In this study, efforts were made to utilize hulless barley (variety BHS352) to enhance the nutritive value of chapatti and biscuit made from wheat flour. Barley flour was added to wheat flour in different ratios (5 to 30%). Antioxidant activity, total phenolic content and ß-glucan content were determined both in flour blends and their products. Changes in physical quality and taste of chapatti and biscuits after blending of hulless barley flour with wheat flour were measured. The chapatti quality score decreased by 15% and biscuit spread factor by 33% after 30% barley flour blending. Significant increase in ß-glucan content and antioxidant activity of flour blends and their products was observed at 30% blending level. The phenolic content increased from 63 to 135 µg for biscuits and 237 to 287 ug GAE/g for chapatti with blending of 30% barley flour.

Differential Activity and Expression Profile of Antioxidant Enzymes and Physiological Changes in Wheat (Triticum aestivum L.) Under Drought.

Wheat crop may experience water deficit at crucial stages during its life cycle, which induces oxidative stress in the plants. The antioxidant status of the plant plays an important role in providing tolerance against the water stress.

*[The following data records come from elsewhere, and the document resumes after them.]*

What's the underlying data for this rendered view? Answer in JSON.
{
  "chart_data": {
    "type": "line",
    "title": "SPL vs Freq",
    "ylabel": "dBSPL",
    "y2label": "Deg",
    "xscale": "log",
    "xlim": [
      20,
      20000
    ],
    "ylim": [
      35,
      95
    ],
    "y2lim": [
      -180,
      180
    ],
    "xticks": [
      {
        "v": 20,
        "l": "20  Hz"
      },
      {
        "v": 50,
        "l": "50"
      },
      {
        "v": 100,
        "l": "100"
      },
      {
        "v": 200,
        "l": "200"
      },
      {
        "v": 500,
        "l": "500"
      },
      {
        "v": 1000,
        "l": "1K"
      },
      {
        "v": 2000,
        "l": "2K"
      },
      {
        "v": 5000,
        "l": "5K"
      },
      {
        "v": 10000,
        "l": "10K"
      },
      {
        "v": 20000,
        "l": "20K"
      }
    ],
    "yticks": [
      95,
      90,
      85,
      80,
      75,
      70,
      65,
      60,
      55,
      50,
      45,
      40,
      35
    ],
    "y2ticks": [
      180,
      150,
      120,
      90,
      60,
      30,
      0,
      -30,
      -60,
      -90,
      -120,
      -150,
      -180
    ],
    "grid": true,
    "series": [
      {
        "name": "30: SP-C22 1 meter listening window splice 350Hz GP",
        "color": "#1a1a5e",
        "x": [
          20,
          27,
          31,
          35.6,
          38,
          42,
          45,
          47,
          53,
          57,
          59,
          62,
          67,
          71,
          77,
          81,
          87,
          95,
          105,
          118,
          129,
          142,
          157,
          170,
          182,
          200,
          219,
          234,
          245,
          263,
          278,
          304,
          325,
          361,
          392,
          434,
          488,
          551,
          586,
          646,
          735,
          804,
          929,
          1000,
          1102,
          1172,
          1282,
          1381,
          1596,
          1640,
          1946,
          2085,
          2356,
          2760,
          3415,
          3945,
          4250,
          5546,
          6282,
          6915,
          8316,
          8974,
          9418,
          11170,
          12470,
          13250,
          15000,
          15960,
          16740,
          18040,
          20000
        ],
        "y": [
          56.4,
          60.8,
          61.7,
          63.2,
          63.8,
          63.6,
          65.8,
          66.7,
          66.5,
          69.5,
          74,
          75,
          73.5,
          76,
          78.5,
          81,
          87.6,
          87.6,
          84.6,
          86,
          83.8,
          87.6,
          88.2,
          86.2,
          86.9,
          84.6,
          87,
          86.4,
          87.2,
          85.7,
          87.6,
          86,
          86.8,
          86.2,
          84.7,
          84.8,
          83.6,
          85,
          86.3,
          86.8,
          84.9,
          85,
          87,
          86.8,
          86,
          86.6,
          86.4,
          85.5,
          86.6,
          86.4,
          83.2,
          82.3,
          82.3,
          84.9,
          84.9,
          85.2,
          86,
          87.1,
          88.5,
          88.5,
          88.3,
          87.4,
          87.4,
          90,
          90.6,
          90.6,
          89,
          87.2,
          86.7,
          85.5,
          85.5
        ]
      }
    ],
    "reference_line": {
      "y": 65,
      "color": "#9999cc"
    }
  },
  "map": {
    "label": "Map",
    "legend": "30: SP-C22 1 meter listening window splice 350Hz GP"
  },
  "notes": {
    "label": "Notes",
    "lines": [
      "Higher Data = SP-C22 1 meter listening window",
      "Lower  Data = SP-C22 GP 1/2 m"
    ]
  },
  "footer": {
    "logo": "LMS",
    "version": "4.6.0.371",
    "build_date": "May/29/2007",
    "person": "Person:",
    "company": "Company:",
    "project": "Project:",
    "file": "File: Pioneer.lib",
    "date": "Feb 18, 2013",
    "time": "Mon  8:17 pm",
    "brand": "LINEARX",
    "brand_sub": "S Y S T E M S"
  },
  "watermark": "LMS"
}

The objective of this study was to investigate the impact of water stress on physiological traits, antioxidant activity and transcript profile of antioxidant enzyme related genes in four wheat genotypes (C306, AKAW3717, HD2687, PBW343) at three crucial stages of plants under medium (75% of field capacity) and severe stress (45% of field capacity) in pots. Drought was applied by withholding water for 10 days at a particular growth stage viz. tillering, anthesis and 15 days after anthesis (15DAA). For physiological traits, a highly significant effect of water stress at a particular stage and genotypic variations for resistance to drought tolerance was observed. Under severe water stress, the malondialdehyde (MDA) content increased while the relative water content (RWC) and chlorophyll index decreased significantly in all the genotypes. The drought susceptibility index (DSI) of the genotypes varied from 0.18 to 1.9. The drought treatment at the tillering and anthesis stages was found more sensitive in terms of reduction in thousand grain weight (TGW) and grain yield. Antioxidant enzyme activities [superoxide dismutase (SOD) and peroxidase (POX)] increased with the decrease in osmotic potential in drought tolerant genotypes C306 and AKAW3717. Moreover, the transcript profile of Mn-SOD upregulated significantly and was consistent with the trend of the variation in SOD activity, which suggests that Mn-SOD might play an important role in drought tolerance.